Columns


Standard C/C++

Implementing <fstream>

P.J. Plauger


P.J. Plauger is senior editor of C/C++ Users Journal. He is convener of the ISO C standards committee, WG14, and active on the C++ committee, WG21. His latest books are The Draft Standard C++ Library, and Programming on Purpose (three volumes), all published by Prentice-Hall. You can reach him at pjp@plauger.com.

Introduction

Last month, I introduced the header <fstream> from the draft Standard C++ library. (See "Standard C: The Header <fstream>," CUJ, April 1995.) It provides the classes you need to read and write external files and devices, in the guise of extracting from an istream object or inserting to an ostream object.
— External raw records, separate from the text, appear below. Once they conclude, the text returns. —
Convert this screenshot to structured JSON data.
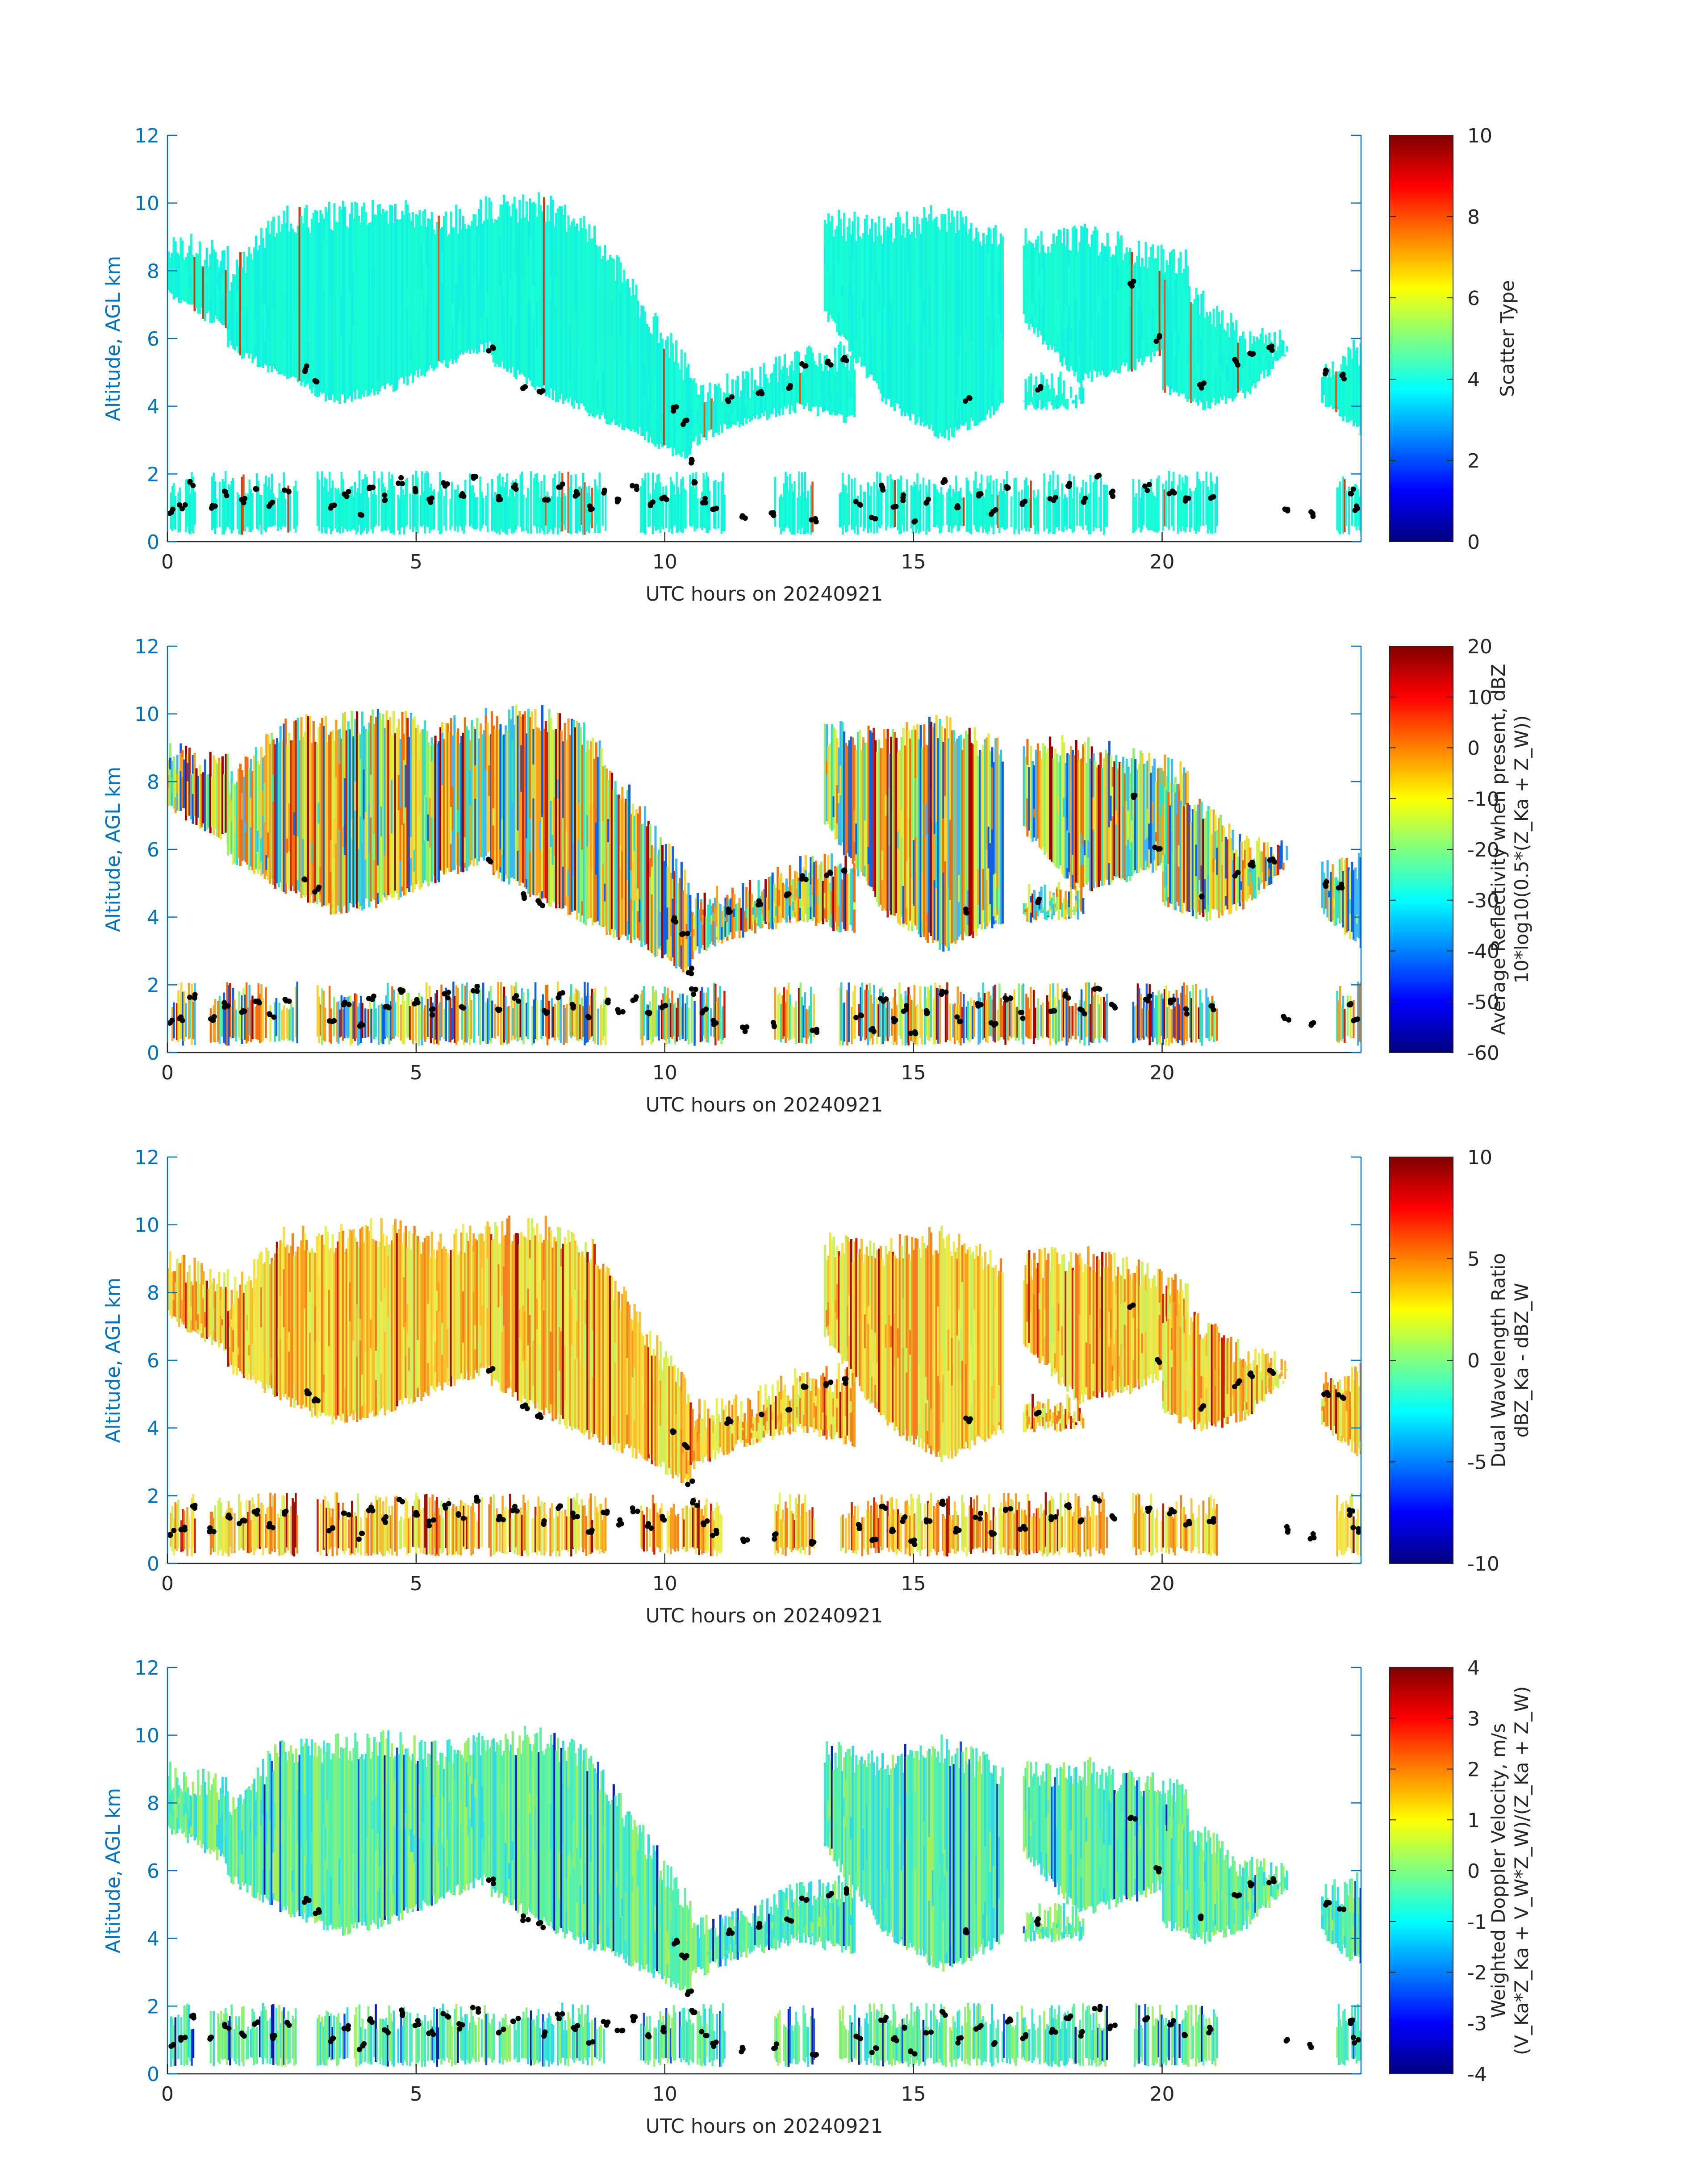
{
  "figure": {
    "xlabel": "UTC hours on 20240921",
    "ylabel": "Altitude, AGL km",
    "xticks": [
      "0",
      "5",
      "10",
      "15",
      "20"
    ],
    "yticks": [
      "0",
      "2",
      "4",
      "6",
      "8",
      "10",
      "12"
    ]
  },
  "chart_data": [
    {
      "type": "heatmap",
      "title": "",
      "xlabel": "UTC hours on 20240921",
      "ylabel": "Altitude, AGL km",
      "xlim": [
        0,
        24
      ],
      "ylim": [
        0,
        12
      ],
      "colormap": "jet",
      "colorbar": {
        "label": [
          "Scatter Type"
        ],
        "lim": [
          0,
          10
        ],
        "ticks": [
          "0",
          "2",
          "4",
          "6",
          "8",
          "10"
        ]
      },
      "dominant_value": 4,
      "palette": [
        "#16fdd8",
        "#19f8d0",
        "#12f0e0"
      ],
      "accent_palette": [
        "#e05a20",
        "#c84010"
      ],
      "accent_fraction": 0.02
    },
    {
      "type": "heatmap",
      "title": "",
      "xlabel": "UTC hours on 20240921",
      "ylabel": "Altitude, AGL km",
      "xlim": [
        0,
        24
      ],
      "ylim": [
        0,
        12
      ],
      "colormap": "jet",
      "colorbar": {
        "label": [
          "Average Reflectivity when present, dBZ",
          "10*log10(0.5*(Z_Ka + Z_W))"
        ],
        "lim": [
          -60,
          20
        ],
        "ticks": [
          "-60",
          "-50",
          "-40",
          "-30",
          "-20",
          "-10",
          "0",
          "10",
          "20"
        ]
      },
      "palette": [
        "#30e0c0",
        "#8ff070",
        "#d8f040",
        "#f8d030",
        "#f8a020",
        "#f07010",
        "#40b8f0",
        "#1060e0"
      ],
      "accent_palette": [
        "#d02000",
        "#a00000"
      ],
      "accent_fraction": 0.08
    },
    {
      "type": "heatmap",
      "title": "",
      "xlabel": "UTC hours on 20240921",
      "ylabel": "Altitude, AGL km",
      "xlim": [
        0,
        24
      ],
      "ylim": [
        0,
        12
      ],
      "colormap": "jet",
      "colorbar": {
        "label": [
          "Dual Wavelength Ratio",
          "dBZ_Ka - dBZ_W"
        ],
        "lim": [
          -10,
          10
        ],
        "ticks": [
          "-10",
          "-5",
          "0",
          "5",
          "10"
        ]
      },
      "palette": [
        "#f8e040",
        "#f8c030",
        "#f8a020",
        "#e8f050",
        "#f08020",
        "#c8f060"
      ],
      "accent_palette": [
        "#d02000",
        "#a01000"
      ],
      "accent_fraction": 0.08
    },
    {
      "type": "heatmap",
      "title": "",
      "xlabel": "UTC hours on 20240921",
      "ylabel": "Altitude, AGL km",
      "xlim": [
        0,
        24
      ],
      "ylim": [
        0,
        12
      ],
      "colormap": "jet",
      "colorbar": {
        "label": [
          "Weighted Doppler Velocity, m/s",
          "(V_Ka*Z_Ka + V_W*Z_W)/(Z_Ka + Z_W)"
        ],
        "lim": [
          -4,
          4
        ],
        "ticks": [
          "-4",
          "-3",
          "-2",
          "-1",
          "0",
          "1",
          "2",
          "3",
          "4"
        ]
      },
      "palette": [
        "#50f0b0",
        "#40e8d0",
        "#80f080",
        "#30d8e8",
        "#a0f060",
        "#60f0a0"
      ],
      "accent_palette": [
        "#1850e8",
        "#0a20b0"
      ],
      "accent_fraction": 0.06
    }
  ],
  "cloud_regions": {
    "upper": [
      {
        "x0": 0.0,
        "x1": 1.2,
        "bottom": [
          7.3,
          6.3
        ],
        "top": [
          8.8,
          8.4
        ]
      },
      {
        "x0": 1.2,
        "x1": 6.5,
        "bottom": [
          5.8,
          4.9,
          4.2,
          4.5,
          5.2,
          5.8
        ],
        "top": [
          7.8,
          9.5,
          9.6,
          9.8,
          9.4,
          9.8
        ]
      },
      {
        "x0": 6.5,
        "x1": 10.5,
        "bottom": [
          5.4,
          4.5,
          3.8,
          3.2,
          2.4
        ],
        "top": [
          9.8,
          9.9,
          9.2,
          7.0,
          4.9
        ]
      },
      {
        "x0": 10.5,
        "x1": 13.8,
        "bottom": [
          2.9,
          3.6,
          4.0,
          3.6
        ],
        "top": [
          4.4,
          4.6,
          5.4,
          5.5
        ]
      },
      {
        "x0": 13.2,
        "x1": 16.8,
        "bottom": [
          6.8,
          4.2,
          3.1,
          4.0
        ],
        "top": [
          9.4,
          9.2,
          9.6,
          8.8
        ]
      },
      {
        "x0": 17.2,
        "x1": 18.4,
        "bottom": [
          4.0,
          4.1
        ],
        "top": [
          4.6,
          4.6
        ]
      },
      {
        "x0": 17.2,
        "x1": 20.5,
        "bottom": [
          6.6,
          4.8,
          5.2,
          6.0
        ],
        "top": [
          8.8,
          9.0,
          8.6,
          8.2
        ]
      },
      {
        "x0": 20.0,
        "x1": 22.5,
        "bottom": [
          4.5,
          4.0,
          4.4,
          5.6
        ],
        "top": [
          7.5,
          7.0,
          6.0,
          5.8
        ]
      },
      {
        "x0": 23.2,
        "x1": 24.0,
        "bottom": [
          4.2,
          3.2
        ],
        "top": [
          5.2,
          5.6
        ]
      }
    ],
    "lower_segments": [
      [
        0.05,
        0.55
      ],
      [
        0.85,
        2.6
      ],
      [
        3.0,
        8.8
      ],
      [
        9.5,
        11.2
      ],
      [
        12.2,
        13.0
      ],
      [
        13.5,
        18.9
      ],
      [
        19.4,
        21.1
      ],
      [
        23.5,
        24.0
      ]
    ],
    "lower_top_km": 2.1,
    "cloud_base_points": [
      [
        0.1,
        0.9
      ],
      [
        0.3,
        1.0
      ],
      [
        0.5,
        1.7
      ],
      [
        0.9,
        1.0
      ],
      [
        1.2,
        1.4
      ],
      [
        1.5,
        1.2
      ],
      [
        1.8,
        1.5
      ],
      [
        2.1,
        1.1
      ],
      [
        2.4,
        1.5
      ],
      [
        2.8,
        5.1
      ],
      [
        3.0,
        4.8
      ],
      [
        3.3,
        1.0
      ],
      [
        3.6,
        1.4
      ],
      [
        3.9,
        0.8
      ],
      [
        4.1,
        1.6
      ],
      [
        4.4,
        1.3
      ],
      [
        4.7,
        1.8
      ],
      [
        5.0,
        1.5
      ],
      [
        5.3,
        1.2
      ],
      [
        5.6,
        1.7
      ],
      [
        5.9,
        1.4
      ],
      [
        6.2,
        1.9
      ],
      [
        6.5,
        5.7
      ],
      [
        6.7,
        1.3
      ],
      [
        7.0,
        1.6
      ],
      [
        7.2,
        4.6
      ],
      [
        7.5,
        4.4
      ],
      [
        7.6,
        1.2
      ],
      [
        7.9,
        1.7
      ],
      [
        8.2,
        1.4
      ],
      [
        8.5,
        1.0
      ],
      [
        8.8,
        1.5
      ],
      [
        9.1,
        1.2
      ],
      [
        9.4,
        1.6
      ],
      [
        9.7,
        1.1
      ],
      [
        10.0,
        1.3
      ],
      [
        10.2,
        3.9
      ],
      [
        10.4,
        3.5
      ],
      [
        10.5,
        2.4
      ],
      [
        10.6,
        1.8
      ],
      [
        10.8,
        1.2
      ],
      [
        11.0,
        0.9
      ],
      [
        11.3,
        4.2
      ],
      [
        11.6,
        0.7
      ],
      [
        11.9,
        4.4
      ],
      [
        12.2,
        0.8
      ],
      [
        12.5,
        4.6
      ],
      [
        12.8,
        5.2
      ],
      [
        13.0,
        0.6
      ],
      [
        13.3,
        5.3
      ],
      [
        13.6,
        5.4
      ],
      [
        13.9,
        1.1
      ],
      [
        14.2,
        0.7
      ],
      [
        14.4,
        1.6
      ],
      [
        14.6,
        1.0
      ],
      [
        14.8,
        1.3
      ],
      [
        15.0,
        0.6
      ],
      [
        15.3,
        1.2
      ],
      [
        15.6,
        1.8
      ],
      [
        15.9,
        1.0
      ],
      [
        16.1,
        4.2
      ],
      [
        16.3,
        1.4
      ],
      [
        16.6,
        0.9
      ],
      [
        16.9,
        1.6
      ],
      [
        17.2,
        1.1
      ],
      [
        17.5,
        4.5
      ],
      [
        17.8,
        1.3
      ],
      [
        18.1,
        1.7
      ],
      [
        18.4,
        1.2
      ],
      [
        18.7,
        1.9
      ],
      [
        19.0,
        1.4
      ],
      [
        19.4,
        7.6
      ],
      [
        19.7,
        1.6
      ],
      [
        19.9,
        6.0
      ],
      [
        20.2,
        1.5
      ],
      [
        20.5,
        1.2
      ],
      [
        20.8,
        4.6
      ],
      [
        21.0,
        1.3
      ],
      [
        21.5,
        5.3
      ],
      [
        21.8,
        5.6
      ],
      [
        22.2,
        5.7
      ],
      [
        22.5,
        1.0
      ],
      [
        23.0,
        0.8
      ],
      [
        23.3,
        5.0
      ],
      [
        23.6,
        4.9
      ],
      [
        23.8,
        1.5
      ],
      [
        23.9,
        1.0
      ]
    ]
  }
}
I continue this month with a description of one way to implement these classes.

This implementation should be largely familiar to those of you with some experience with existing iostreams packages. While the draft C++ Standard has introduced various small changes from traditional technology, char-based file I/O is heavily rooted in existing practice. The really new stuff is all the templates introduced into the library. I plan to avoid talking about them for a bit longer, at least.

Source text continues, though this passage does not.